Unless you are using the performance or powersave governors (except with intel-pstate active) that's already what it should be doing. Once again you shouldn't have to tinker with that stuff on any sane distro.
>Once again you shouldn't have to tinker with that stuff on any sane distro.
OK, the thing is that even on sane distros, if you don't tinker them, out of the box, they have less battery life than on Windows on many machines. Out of the box Linux is just not that great with battery life.
Ships with Linux, some good marketing. I think PopOS! has lost the thread on why they exist, in that it started as an 'it just works' version of linux, and it seems to be managed as yet another enthusiast grade linux. It doesn't take much time over at r/popos to see this sentiment spelled out.
I'm not leaving the linux ecosystem, but I can tell you i'd be shocked if I go with either Framework again. Majorly disappointed for what should have been a top tier system when I bought it. I'm on the fence about PopOS. I need an OS that works out of the gate and doesn't break things like audio and bluetooth down the road (both of which are borked in the current version).
Idk. Hard time to be committed to FOSS, but the options aren't better.
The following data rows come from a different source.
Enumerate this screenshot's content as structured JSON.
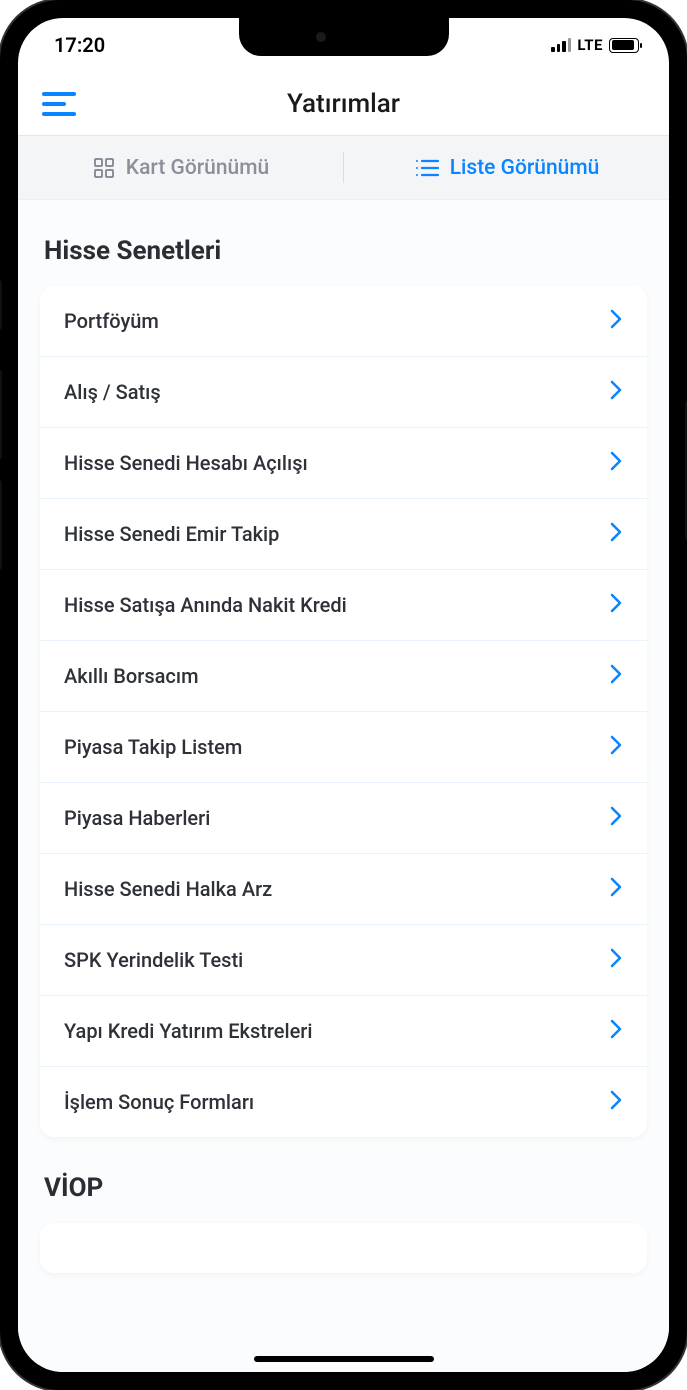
{
  "status_bar": {
    "time": "17:20",
    "network_label": "LTE"
  },
  "header": {
    "title": "Yatırımlar"
  },
  "view_toggle": {
    "card_label": "Kart Görünümü",
    "list_label": "Liste Görünümü"
  },
  "sections": {
    "hisse": {
      "title": "Hisse Senetleri",
      "items": [
        {
          "label": "Portföyüm"
        },
        {
          "label": "Alış / Satış"
        },
        {
          "label": "Hisse Senedi Hesabı Açılışı"
        },
        {
          "label": "Hisse Senedi Emir Takip"
        },
        {
          "label": "Hisse Satışa Anında Nakit Kredi"
        },
        {
          "label": "Akıllı Borsacım"
        },
        {
          "label": "Piyasa Takip Listem"
        },
        {
          "label": "Piyasa Haberleri"
        },
        {
          "label": "Hisse Senedi Halka Arz"
        },
        {
          "label": "SPK Yerindelik Testi"
        },
        {
          "label": "Yapı Kredi Yatırım Ekstreleri"
        },
        {
          "label": "İşlem Sonuç Formları"
        }
      ]
    },
    "viop": {
      "title": "VİOP"
    }
  },
  "colors": {
    "accent": "#0a84ff"
  }
}
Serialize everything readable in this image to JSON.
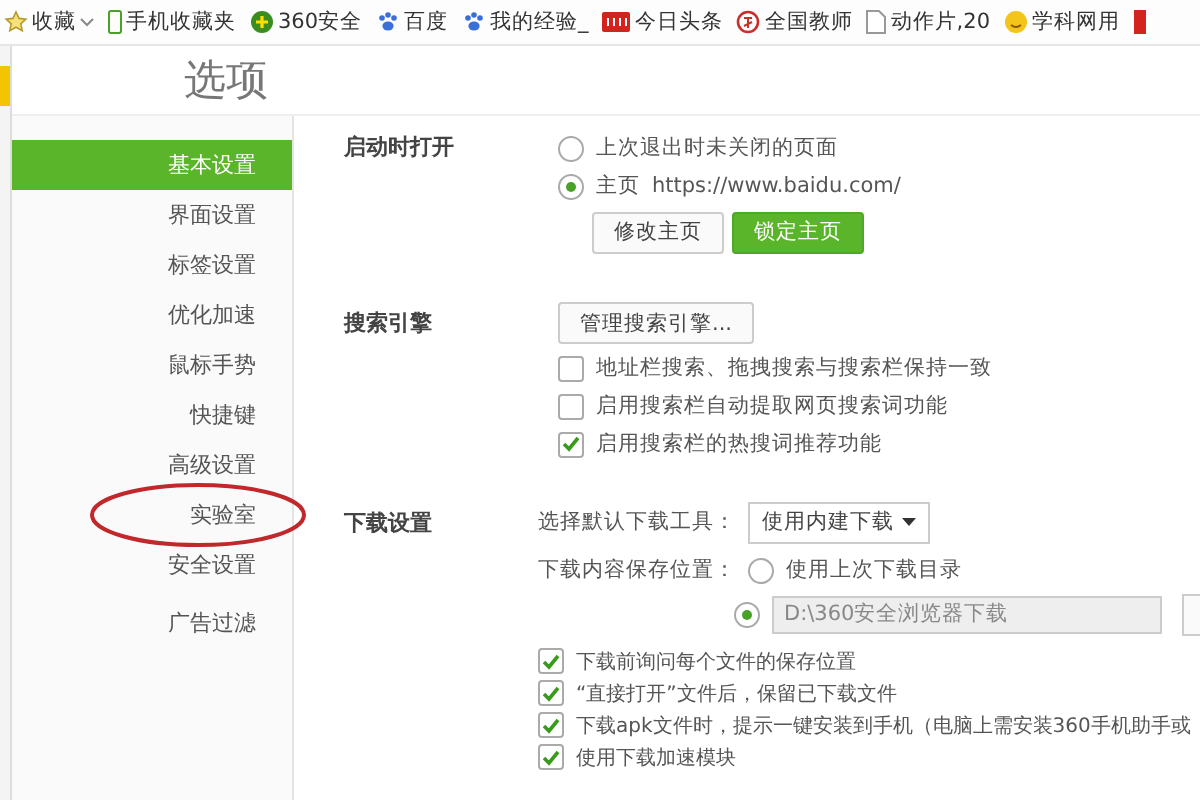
{
  "bookmarks": [
    {
      "label": "收藏",
      "kind": "star",
      "dropdown": true
    },
    {
      "label": "手机收藏夹",
      "kind": "phone",
      "dropdown": false
    },
    {
      "label": "360安全",
      "kind": "plus",
      "dropdown": false
    },
    {
      "label": "百度",
      "kind": "paw",
      "dropdown": false
    },
    {
      "label": "我的经验_",
      "kind": "paw",
      "dropdown": false
    },
    {
      "label": "今日头条",
      "kind": "news",
      "dropdown": false
    },
    {
      "label": "全国教师",
      "kind": "seal",
      "dropdown": false
    },
    {
      "label": "动作片,20",
      "kind": "page",
      "dropdown": false
    },
    {
      "label": "学科网用",
      "kind": "face",
      "dropdown": false
    }
  ],
  "title": "选项",
  "sidebar": {
    "items": [
      {
        "label": "基本设置",
        "selected": true,
        "circled": false
      },
      {
        "label": "界面设置",
        "selected": false,
        "circled": false
      },
      {
        "label": "标签设置",
        "selected": false,
        "circled": false
      },
      {
        "label": "优化加速",
        "selected": false,
        "circled": false
      },
      {
        "label": "鼠标手势",
        "selected": false,
        "circled": false
      },
      {
        "label": "快捷键",
        "selected": false,
        "circled": false
      },
      {
        "label": "高级设置",
        "selected": false,
        "circled": false
      },
      {
        "label": "实验室",
        "selected": false,
        "circled": true
      },
      {
        "label": "安全设置",
        "selected": false,
        "circled": false
      },
      {
        "label": "广告过滤",
        "selected": false,
        "circled": false
      }
    ]
  },
  "startup": {
    "label": "启动时打开",
    "options": [
      {
        "label": "上次退出时未关闭的页面",
        "selected": false
      },
      {
        "label": "主页",
        "url": "https://www.baidu.com/",
        "selected": true
      }
    ],
    "buttons": [
      {
        "label": "修改主页",
        "primary": false
      },
      {
        "label": "锁定主页",
        "primary": true
      }
    ]
  },
  "search": {
    "label": "搜索引擎",
    "manage_button": "管理搜索引擎...",
    "options": [
      {
        "label": "地址栏搜索、拖拽搜索与搜索栏保持一致",
        "checked": false
      },
      {
        "label": "启用搜索栏自动提取网页搜索词功能",
        "checked": false
      },
      {
        "label": "启用搜索栏的热搜词推荐功能",
        "checked": true
      }
    ]
  },
  "download": {
    "label": "下载设置",
    "tool_label": "选择默认下载工具：",
    "tool_value": "使用内建下载",
    "location_label": "下载内容保存位置：",
    "locations": [
      {
        "label": "使用上次下载目录",
        "selected": false
      },
      {
        "path": "D:\\360安全浏览器下载",
        "selected": true
      }
    ],
    "options": [
      {
        "label": "下载前询问每个文件的保存位置",
        "checked": true
      },
      {
        "label": "“直接打开”文件后，保留已下载文件",
        "checked": true
      },
      {
        "label": "下载apk文件时，提示一键安装到手机（电脑上需安装360手机助手或",
        "checked": true
      },
      {
        "label": "使用下载加速模块",
        "checked": true
      }
    ]
  }
}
Wow that’s horrible. I’ve got a 7 year old MacBook with a battery that needs servicing and I can still get nearly 3 hours out of that, and that’s running IntelliJ
"It's no use having 9hrs battery life if your CPU runs at 800Mhz."
800MHz would be more than enough processing power for most things I do. Just about virtually everything we do now, we were doing when 400MHz Celerons existed.
I have purposely configured my laptop with a maximum cpu performance target of 30% when on battery. No more fan noise, much longer battery life, performance difference is barely noticable (except in tasks like gaming and video transcoding which I don't do on battery)
Uh, I wouldn't consider that to be "supporting Linux" then. On a laptop - which isn't marketed as supporting anything other than Windows 11 - that has similar (but higher spec) hardware than the 12th gen framework I see anywhere between 8 to 20+ hours of battery life, greatly depending on load - largely equivalent to what it does running Windows.
The framework laptop would also seem to suffer from using user-replaceable DDR4 instead of, say, LPDDR5 like 12th gen compatriots generally do (higher performance, less power).
I'm running a very recent kernel in Fedora and have tried numerous power saving mechanisms (currently autocpufreq, although it's results are not much different from gnome PPD) and I'm lucky if I get 3 hours from the thing while running 10-15 FF tabs and a single instance of VSCode+Remote SSH extension. This is ~1/2 of what I can get in Windows.
I think a lot of Linux users would be surpised how good their battery life would be if they installed Windows on their laptops. It's not Linux's fault per se, it's just that there's considerably less engineering manpower going into tuning the power efficiency of laptop hardware on Linux. People get up in arms because they can't reconcile the fact that "Windows is bloated" with the fact that it gets better battery life, but if you think about it for a few seconds it really shouldn't surprise anyone.